2. What do the neocons mean by “governing philosophy,” and how does this affect the way they engage in politics in America?

The neoconservative vision of a good America is one in which ordinary people work hard, read the Bible, go to church on Sunday, recite the Pledge of Allegiance, practice homespun virtues, sacrifice themselves to the “common good,” obey the commands of the government, fight wars, and die for the State. . . . In summary, the neoconservatives are the advocates of a new managerial State—a State controlled and regulated by a new mandarin class of conservative virtucrats who think the American people are incapable of governing themselves without the help of the neocons’ special, a priori wisdom.

—From Neoconservatism: An Obituary for an Idea

Reprinted by permission of Paradigm Publishers—© 2010 Paradigm Publishers

Identifying and deciphering what the neocons mean by this notion of a “governing philosophy” is, I think, one of the most important and original contributions of our book, and it’s the key to understanding their public-policy advice to the Republican Party.

The neocons explicitly reject the suggestion that neoconservatism is a systematic political philosophy grounded in absolute and certain moral principles. Instead, they describe it euphemistically as a “mood,” a “style,” or a “mode of thinking.” They don’t want the broader conservative movement limited by the straightjacket of permanent first principles. Not surprisingly, then, neoconservatism is an amalgam of several different ideologies. Daniel Bell once described himself as “a socialist in economics, a liberal in politics, and a conservative in culture,” which sums up rather nicely the content of their philosophy of governance.

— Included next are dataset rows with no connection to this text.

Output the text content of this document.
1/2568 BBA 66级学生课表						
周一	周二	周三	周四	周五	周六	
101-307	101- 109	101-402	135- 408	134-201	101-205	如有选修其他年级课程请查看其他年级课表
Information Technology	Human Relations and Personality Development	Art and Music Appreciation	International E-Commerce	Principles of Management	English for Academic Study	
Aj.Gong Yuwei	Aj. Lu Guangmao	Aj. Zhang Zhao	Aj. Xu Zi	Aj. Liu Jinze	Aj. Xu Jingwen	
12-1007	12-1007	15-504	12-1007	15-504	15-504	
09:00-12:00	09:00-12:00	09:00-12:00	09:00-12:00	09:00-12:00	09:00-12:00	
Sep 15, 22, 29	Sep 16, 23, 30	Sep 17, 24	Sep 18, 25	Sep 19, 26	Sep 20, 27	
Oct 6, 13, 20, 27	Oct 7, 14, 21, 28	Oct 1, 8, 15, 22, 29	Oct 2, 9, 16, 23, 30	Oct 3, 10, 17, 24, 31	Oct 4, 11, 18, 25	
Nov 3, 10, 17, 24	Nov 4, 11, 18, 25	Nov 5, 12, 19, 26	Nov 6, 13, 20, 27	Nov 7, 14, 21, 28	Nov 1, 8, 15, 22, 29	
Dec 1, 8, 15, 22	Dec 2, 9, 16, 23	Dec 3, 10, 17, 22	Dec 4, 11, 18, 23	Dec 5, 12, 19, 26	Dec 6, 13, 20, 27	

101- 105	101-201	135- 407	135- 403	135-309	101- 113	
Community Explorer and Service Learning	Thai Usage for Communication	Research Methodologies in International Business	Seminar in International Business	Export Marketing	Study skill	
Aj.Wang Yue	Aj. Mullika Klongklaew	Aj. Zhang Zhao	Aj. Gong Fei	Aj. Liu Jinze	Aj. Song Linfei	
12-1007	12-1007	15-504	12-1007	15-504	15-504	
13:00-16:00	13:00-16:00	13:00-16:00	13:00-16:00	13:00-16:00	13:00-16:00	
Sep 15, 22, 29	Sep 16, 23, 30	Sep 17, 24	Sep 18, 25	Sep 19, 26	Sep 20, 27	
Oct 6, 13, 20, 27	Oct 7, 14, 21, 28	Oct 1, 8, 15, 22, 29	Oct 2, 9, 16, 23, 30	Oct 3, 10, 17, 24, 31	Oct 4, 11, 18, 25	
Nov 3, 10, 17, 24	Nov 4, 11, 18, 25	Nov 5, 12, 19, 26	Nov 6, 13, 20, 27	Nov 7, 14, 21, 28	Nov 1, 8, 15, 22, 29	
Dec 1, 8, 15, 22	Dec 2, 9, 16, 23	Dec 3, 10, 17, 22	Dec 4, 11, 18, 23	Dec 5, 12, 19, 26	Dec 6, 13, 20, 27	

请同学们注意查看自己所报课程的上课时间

But there’s more. The neocons’ “philosophy of governance” means three things. First, it’s a technique that teaches rulers or potential rulers how to think about politics rather than what to think. It’s about developing pragmatic tactics for getting, keeping, and using power in certain ways. It’s about knowing how to improvise, modify, and adapt one’s principles to changing circumstances. Machiavellian prudence must always trump principle.

Second, the neocons’ idea of a “governing philosophy” is also a conceit, which says that properly educated statesmen will have the necessary practical wisdom to balance competing social claims and to establish a golden mean for all public policy questions. The neocons place a great deal of emphasis on the “art” of statecraft, which assumes that wise statesmen can channel human action in certain socially-desired directions by tinkering with the incentive mechanisms of America’s political, economic, and social institutions. In defending the welfare state, for instance, Norman Podhoretz once wrote that wise neoconservative statesmen could identify “the precise point at which the incentive to work” would be “undermined by the availability of welfare benefits.”

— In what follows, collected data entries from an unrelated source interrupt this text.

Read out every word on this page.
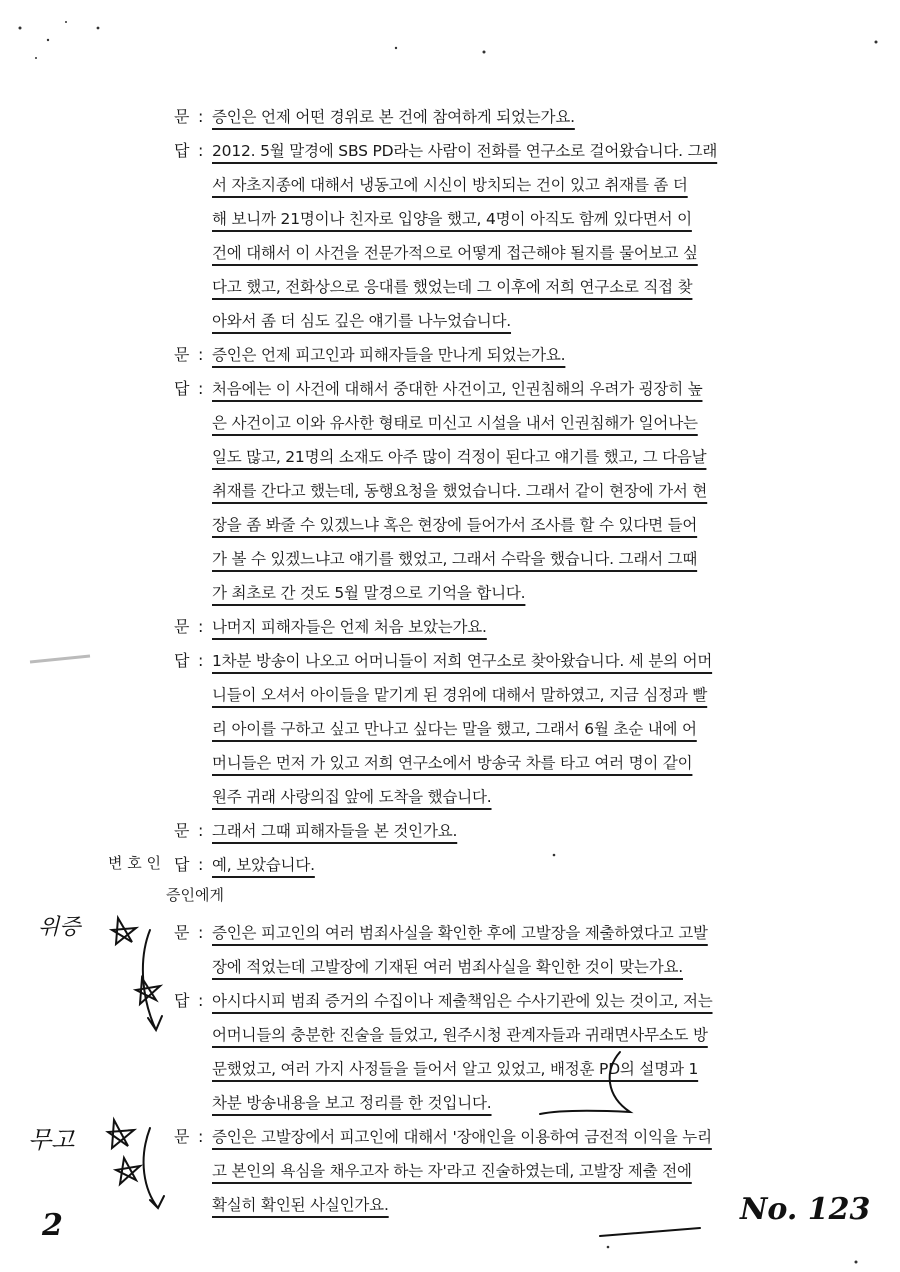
문 : 증인은 언제 어떤 경위로 본 건에 참여하게 되었는가요.
답 : 2012. 5월 말경에 SBS PD라는 사람이 전화를 연구소로 걸어왔습니다. 그래
서 자초지종에 대해서 냉동고에 시신이 방치되는 건이 있고 취재를 좀 더
해 보니까 21명이나 친자로 입양을 했고, 4명이 아직도 함께 있다면서 이
건에 대해서 이 사건을 전문가적으로 어떻게 접근해야 될지를 물어보고 싶
다고 했고, 전화상으로 응대를 했었는데 그 이후에 저희 연구소로 직접 찾
아와서 좀 더 심도 깊은 얘기를 나누었습니다.
문 : 증인은 언제 피고인과 피해자들을 만나게 되었는가요.
답 : 처음에는 이 사건에 대해서 중대한 사건이고, 인권침해의 우려가 굉장히 높
은 사건이고 이와 유사한 형태로 미신고 시설을 내서 인권침해가 일어나는
일도 많고, 21명의 소재도 아주 많이 걱정이 된다고 얘기를 했고, 그 다음날
취재를 간다고 했는데, 동행요청을 했었습니다. 그래서 같이 현장에 가서 현
장을 좀 봐줄 수 있겠느냐 혹은 현장에 들어가서 조사를 할 수 있다면 들어
가 볼 수 있겠느냐고 얘기를 했었고, 그래서 수락을 했습니다. 그래서 그때
가 최초로 간 것도 5월 말경으로 기억을 합니다.
문 : 나머지 피해자들은 언제 처음 보았는가요.
답 : 1차분 방송이 나오고 어머니들이 저희 연구소로 찾아왔습니다. 세 분의 어머
니들이 오셔서 아이들을 맡기게 된 경위에 대해서 말하였고, 지금 심정과 빨
리 아이를 구하고 싶고 만나고 싶다는 말을 했고, 그래서 6월 초순 내에 어
머니들은 먼저 가 있고 저희 연구소에서 방송국 차를 타고 여러 명이 같이
원주 귀래 사랑의집 앞에 도착을 했습니다.
문 : 그래서 그때 피해자들을 본 것인가요.
답 : 예, 보았습니다.
변 호 인
증인에게
문 : 증인은 피고인의 여러 범죄사실을 확인한 후에 고발장을 제출하였다고 고발
장에 적었는데 고발장에 기재된 여러 범죄사실을 확인한 것이 맞는가요.
답 : 아시다시피 범죄 증거의 수집이나 제출책임은 수사기관에 있는 것이고, 저는
어머니들의 충분한 진술을 들었고, 원주시청 관계자들과 귀래면사무소도 방
문했었고, 여러 가지 사정들을 들어서 알고 있었고, 배정훈 PD의 설명과 1
차분 방송내용을 보고 정리를 한 것입니다.
문 : 증인은 고발장에서 피고인에 대해서 '장애인을 이용하여 금전적 이익을 누리
고 본인의 욕심을 채우고자 하는 자'라고 진술하였는데, 고발장 제출 전에
확실히 확인된 사실인가요.
위증
무고
No. 123
2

Finally, connected to the neocons’ notion of a governing philosophy is their advice to Republicans to “think politically,” which means learning how to dissimulate and compromise their principles in order to acquire and keep power. It means compromising with the secular Left when necessary (particularly when liberals make moral arguments in defense of the welfare state) and with the religious Right when necessary (particularly when religious conservatives can be rallied to challenge the cultural hegemony of the nihilistic Left).